The definitions, criteria for validation, and algorithms used to identify cerebrovascular accidents (CVAs) and transient ischemic attacks (TIAs) from administrative and claims data differ greatly in the published literature.
Specific algorithms to evaluate the presence of stroke and intracranial bleeds were found to have high positive predictive values (80% or greater).
Algorithms to evaluate TIA were generally found to have PPVs of 70% or greater.
Acknowledgments
This work was supported by the Food and Drug Administration (FDA) through Department of Health and Human Services (HHS) Contract Number HHSF223200910006I. Dr. Saczynski was supported in part by funding from the National Institute on Aging (K01 AG33643) and the National Heart Lung and Blood Institute (U01 HL105268). Dr. Cutrona was supported in part by Award Number KL2RR031981 from the National Center for Research Resources (NCRR). Dr. Harrold was funded by K23AR053856 from the National Institute of Arthritis and Musculoskeletal and Skin Diseases.
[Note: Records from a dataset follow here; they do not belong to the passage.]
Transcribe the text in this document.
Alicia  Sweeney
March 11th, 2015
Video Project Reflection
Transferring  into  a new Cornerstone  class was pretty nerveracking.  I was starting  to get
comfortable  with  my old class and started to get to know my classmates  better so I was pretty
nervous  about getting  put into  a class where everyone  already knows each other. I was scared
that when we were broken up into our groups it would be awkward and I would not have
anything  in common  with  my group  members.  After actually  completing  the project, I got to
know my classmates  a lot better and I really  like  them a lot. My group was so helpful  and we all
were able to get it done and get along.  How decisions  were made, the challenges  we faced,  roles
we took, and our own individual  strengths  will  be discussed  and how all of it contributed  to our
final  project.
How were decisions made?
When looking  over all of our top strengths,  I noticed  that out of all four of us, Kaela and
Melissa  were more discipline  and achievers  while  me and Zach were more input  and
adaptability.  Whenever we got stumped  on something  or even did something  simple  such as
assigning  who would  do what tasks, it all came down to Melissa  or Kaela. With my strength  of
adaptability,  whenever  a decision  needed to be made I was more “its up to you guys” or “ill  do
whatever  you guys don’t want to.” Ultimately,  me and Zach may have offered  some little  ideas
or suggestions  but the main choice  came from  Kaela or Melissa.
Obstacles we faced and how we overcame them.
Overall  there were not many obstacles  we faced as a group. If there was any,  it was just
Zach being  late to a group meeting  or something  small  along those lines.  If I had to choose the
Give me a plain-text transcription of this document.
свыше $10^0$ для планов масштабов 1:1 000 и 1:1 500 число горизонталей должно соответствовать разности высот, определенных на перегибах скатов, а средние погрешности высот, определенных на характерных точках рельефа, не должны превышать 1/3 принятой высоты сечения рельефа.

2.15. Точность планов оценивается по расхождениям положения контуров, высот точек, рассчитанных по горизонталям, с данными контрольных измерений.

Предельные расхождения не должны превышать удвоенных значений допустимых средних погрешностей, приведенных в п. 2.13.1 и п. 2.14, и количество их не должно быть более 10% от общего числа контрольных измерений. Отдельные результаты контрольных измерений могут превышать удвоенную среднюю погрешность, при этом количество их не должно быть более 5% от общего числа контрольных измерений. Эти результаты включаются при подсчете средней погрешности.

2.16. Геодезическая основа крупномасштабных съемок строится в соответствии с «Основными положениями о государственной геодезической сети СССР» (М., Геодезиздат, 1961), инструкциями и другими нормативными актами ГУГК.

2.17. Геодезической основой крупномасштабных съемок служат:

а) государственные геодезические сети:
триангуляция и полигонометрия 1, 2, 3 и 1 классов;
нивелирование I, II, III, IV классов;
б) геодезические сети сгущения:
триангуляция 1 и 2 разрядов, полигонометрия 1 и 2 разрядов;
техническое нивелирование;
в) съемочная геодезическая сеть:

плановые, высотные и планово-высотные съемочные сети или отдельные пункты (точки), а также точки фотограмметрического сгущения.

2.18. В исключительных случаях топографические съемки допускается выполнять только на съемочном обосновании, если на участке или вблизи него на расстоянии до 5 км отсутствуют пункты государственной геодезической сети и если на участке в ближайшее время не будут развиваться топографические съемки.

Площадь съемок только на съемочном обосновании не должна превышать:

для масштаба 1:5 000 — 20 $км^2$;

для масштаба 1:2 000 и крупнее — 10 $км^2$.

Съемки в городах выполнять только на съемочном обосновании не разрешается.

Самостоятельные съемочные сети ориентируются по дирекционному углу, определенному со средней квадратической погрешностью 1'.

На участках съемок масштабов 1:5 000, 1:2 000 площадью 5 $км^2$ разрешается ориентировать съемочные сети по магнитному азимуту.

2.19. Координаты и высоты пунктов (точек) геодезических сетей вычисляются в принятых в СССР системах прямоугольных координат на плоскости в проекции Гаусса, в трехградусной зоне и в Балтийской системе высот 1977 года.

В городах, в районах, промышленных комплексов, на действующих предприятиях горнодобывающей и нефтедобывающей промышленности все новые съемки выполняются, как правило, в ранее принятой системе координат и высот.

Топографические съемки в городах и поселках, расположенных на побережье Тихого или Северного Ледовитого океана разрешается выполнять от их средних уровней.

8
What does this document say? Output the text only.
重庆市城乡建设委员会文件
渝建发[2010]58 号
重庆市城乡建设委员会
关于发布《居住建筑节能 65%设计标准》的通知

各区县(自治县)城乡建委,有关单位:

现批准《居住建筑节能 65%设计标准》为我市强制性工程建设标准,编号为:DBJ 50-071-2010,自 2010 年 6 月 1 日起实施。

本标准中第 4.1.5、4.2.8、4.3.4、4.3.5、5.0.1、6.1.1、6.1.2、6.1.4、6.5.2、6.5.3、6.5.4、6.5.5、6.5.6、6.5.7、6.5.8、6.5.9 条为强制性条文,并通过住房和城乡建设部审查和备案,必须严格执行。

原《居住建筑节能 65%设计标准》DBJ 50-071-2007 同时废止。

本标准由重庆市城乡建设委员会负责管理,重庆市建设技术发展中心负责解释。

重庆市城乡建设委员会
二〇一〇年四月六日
The views expressed in this document do not necessarily reflect the official policies of the Department of Health and Human Services, nor does mention of trade names, commercial practices, or organizations imply endorsement by the U.S. government.
The content is solely the responsibility of the authors and does not necessarily represent the official views of the NCRR or the National Institutes of Health.
Footnotes
Authors have no conflicts of interest to report.